People need to be aware of the requirement to rewarm slowly! And always remember: there's no such thing as a "cold" dead body.

Cold hands

About the point on frostbitten hands. I came home one time when I was 9 in pain with frostbitten hands back in 1970. The lady( in her 70's then) who was babysitting us heard me in pain. She and her friend took me took me to the kitchen sink and ran cold water over my hands and rubbed them till the pain was gone. They told me not to use warm water, as it will cause problems. I figure people who grew up in the really old days now, would know how to handle these things better than modern people. Because 100 years ago there was no central heating, only the wood stove. So they would know how to handle these things.

For many years afterwards I had a hard time, when the cold came in winter, to be able to move my hands properly, especially if out in the cold. I moved to Singapore and have stayed here for 30 years. I can now go back in winter to Canada and my hands are not affected by the cold and they move really well. The warm weather here must have corrected the problem.

relief from the cold

The Editors's picture

Happy to hear that you found a solution, then and now. Thanks, too, for following us from afar!

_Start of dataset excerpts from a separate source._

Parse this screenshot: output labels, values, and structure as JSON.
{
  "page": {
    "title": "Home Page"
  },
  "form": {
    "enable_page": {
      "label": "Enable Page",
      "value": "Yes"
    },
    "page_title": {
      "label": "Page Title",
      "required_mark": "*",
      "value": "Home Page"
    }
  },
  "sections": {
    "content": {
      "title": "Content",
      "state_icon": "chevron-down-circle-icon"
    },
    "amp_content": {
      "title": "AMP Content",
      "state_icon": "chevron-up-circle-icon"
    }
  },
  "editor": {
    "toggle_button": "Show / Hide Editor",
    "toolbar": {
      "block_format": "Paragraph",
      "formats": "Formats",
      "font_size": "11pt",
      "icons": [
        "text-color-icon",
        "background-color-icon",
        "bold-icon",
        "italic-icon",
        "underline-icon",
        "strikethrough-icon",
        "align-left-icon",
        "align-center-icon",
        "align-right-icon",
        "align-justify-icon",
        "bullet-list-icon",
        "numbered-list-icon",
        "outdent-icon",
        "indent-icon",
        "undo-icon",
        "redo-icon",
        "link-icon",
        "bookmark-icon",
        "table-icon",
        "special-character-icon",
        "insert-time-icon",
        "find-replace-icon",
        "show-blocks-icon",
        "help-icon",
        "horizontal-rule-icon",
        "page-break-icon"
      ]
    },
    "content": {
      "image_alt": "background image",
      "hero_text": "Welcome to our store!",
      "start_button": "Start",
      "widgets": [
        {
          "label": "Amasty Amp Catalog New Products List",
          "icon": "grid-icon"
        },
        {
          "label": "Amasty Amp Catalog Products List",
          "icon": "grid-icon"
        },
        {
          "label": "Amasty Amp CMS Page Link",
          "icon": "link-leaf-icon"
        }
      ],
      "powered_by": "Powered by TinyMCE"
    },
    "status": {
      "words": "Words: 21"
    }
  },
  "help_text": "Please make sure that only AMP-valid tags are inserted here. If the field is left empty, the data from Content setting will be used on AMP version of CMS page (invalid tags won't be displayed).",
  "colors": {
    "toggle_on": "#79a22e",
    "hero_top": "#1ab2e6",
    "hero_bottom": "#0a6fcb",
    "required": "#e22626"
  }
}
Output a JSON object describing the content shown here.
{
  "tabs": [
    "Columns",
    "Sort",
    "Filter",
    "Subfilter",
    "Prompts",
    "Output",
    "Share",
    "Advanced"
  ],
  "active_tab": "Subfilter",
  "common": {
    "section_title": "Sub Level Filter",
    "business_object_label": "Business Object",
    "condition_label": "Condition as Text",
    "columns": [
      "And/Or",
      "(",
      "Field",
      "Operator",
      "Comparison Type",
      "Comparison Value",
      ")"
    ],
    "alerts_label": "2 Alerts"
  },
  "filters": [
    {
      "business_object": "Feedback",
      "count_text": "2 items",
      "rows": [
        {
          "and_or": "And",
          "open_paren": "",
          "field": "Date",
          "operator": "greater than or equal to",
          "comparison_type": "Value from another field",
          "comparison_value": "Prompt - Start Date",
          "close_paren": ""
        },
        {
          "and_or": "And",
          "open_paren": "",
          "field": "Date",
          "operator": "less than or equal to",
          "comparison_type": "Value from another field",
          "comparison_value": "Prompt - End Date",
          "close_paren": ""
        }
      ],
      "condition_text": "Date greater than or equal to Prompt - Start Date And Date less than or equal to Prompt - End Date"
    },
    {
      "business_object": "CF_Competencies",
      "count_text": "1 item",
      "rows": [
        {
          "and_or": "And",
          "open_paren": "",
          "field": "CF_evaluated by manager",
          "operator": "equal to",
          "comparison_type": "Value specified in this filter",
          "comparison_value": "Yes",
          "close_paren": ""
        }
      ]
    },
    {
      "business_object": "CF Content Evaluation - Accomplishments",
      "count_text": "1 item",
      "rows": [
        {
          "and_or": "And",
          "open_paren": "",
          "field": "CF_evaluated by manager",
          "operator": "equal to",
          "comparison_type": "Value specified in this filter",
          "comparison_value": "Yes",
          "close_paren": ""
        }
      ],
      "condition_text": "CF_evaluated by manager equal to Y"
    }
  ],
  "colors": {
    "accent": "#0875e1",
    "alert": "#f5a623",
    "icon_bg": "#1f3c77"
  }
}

'Running' + 'water" obviously is somewhat above freezing...

When your skin is numb (lacks some feeling from the cold) you must be careful to not burn the skin. When feeling returns slowly it might feel like pins and needles but that goes away as the skin returns to normal temperature. Putting hands inside pants or jacket/shirt works. If feet get cold move them over to spouse... for further advice call 1-800-DIVORCE

To Build a Fire, by Jack

To Build a Fire, by Jack London. That's a great book if you want to get an idea of what real cold is like!